An accurate definition of what a toxic parent is cannot be given. However, some signs do not cheat

An accurate definition of what a toxic parent is cannot be given. However, some signs do not cheat.

We have highlighted criteria for recognizing a toxic parent, but this list is not exhaustive. If you find out one of your parents meets these different criteria, now is the time to take off to protect yourself and those you love.

  1. A toxic parent criticizes and makes fun of their child

A toxic parent never congratulates their child. Nothing is ever good enough, perfect enough He’ll say phrases like: ′′ It’s good but you could have… This behavior will eventually make the child lose his confidence in him. He will never feel up to what he will be asked, because he wasn’t encouraged enough.

These criticisms will often be accompanied by mockery, which will destabilize the child even more, irrespective of age. These mockery will come in the family or in public. They can create deep wounds that will be very long to heal. Some jokes, say without bad intentions, can be disastrous for the child’s psyche.

  1. A toxic parent guilt their child

The toxic parent is also the one who will make their child feel permanently guilty. ′′ I warned you though… ", why don’t you ever listen ",… if I scolded you it’s because you were mean ",… when you do that stupidity, you hurt me a lot… ", ′′ If I work so hard, it’s so I can put you in a good school… ′′ These sentences may seem anodine, but at the end of the day, they end up make the child bear the weight of a responsibility that he is unable to bear.

Showing your child that he disappointed his parents is far more violent than just a remonstration. The child knows when he is doing stupidity, so he needs to be punished so he doesn’t want to do it again. But there’s no point in making him feel guilty.

  1. A toxic parent does not know how to welcome their child’s emotion

A child feels emotions that are not always understandable. However, they must always be greeted by parents. When a child falls, some parents quickly say: ′′ It’s nothing, come on, go back to play ". But on the contrary, you have to try to understand this emotion and make sure you soothe it: ′′ You had to get very bad, but you are very brave, I know you prefer to keep playing, I’m proud of you ". This little example illustrates how the toxic parent can behave when their child is sad or when they have scared.
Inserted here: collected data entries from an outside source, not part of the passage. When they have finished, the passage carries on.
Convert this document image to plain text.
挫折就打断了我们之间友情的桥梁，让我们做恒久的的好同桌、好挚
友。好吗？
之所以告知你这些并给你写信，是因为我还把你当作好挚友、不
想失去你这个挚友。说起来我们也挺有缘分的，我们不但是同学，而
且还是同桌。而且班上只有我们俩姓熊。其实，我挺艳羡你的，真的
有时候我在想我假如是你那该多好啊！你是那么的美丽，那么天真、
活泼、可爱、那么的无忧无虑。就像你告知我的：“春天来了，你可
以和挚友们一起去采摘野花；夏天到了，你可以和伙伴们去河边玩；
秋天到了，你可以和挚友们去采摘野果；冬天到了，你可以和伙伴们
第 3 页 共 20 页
Choking your children’s emotions can prove dangerous. A suffocated anger will come out a day when the other and disproportionately.

  1. A toxic parent imposes their views on their child

A toxic parent assumes that a child always has everything to learn. He will impose his tastes, choices and cravings, without taking care of listening to what his child wants. He always dreamed of making piano, his child will make piano. Even when the child becomes adult and parent in turn, he will always undergo the ′′ advice ′′ of his toxic father or mother, who will tell him how to educate his child, who will criticize his choices and make sure to always have his word to say.

A toxic parent interferes with their child’s life, even if they violate their privacy. He will never feel too much and won’t think for a moment that his child can do without his / her opinion or advice. A toxic parent is usually unable to trust their child.

  1. A toxic parent never apologizes

We’ll be told it’s a generation issue, that there was a time when parents didn’t have to ask their children for forgiveness, but this rhetoric doesn’t stand. We all make mistakes and if we want to teach our children to forgive and ask forgiveness, we must be examples. A toxic parent can’t admit they’re wrong because they don’t want to lose their face in front of their child.

The toxic parent ends up isolating their child, who gradually loses self-confidence and becomes aggressive with others to exteriorize their uneasy. When you are aware of having a toxic parent, you should not hesitate to distance yourself. If you realize that a friend or someone around you is behaving like this with your child, try to explain the harmful consequences of such behavior on your child.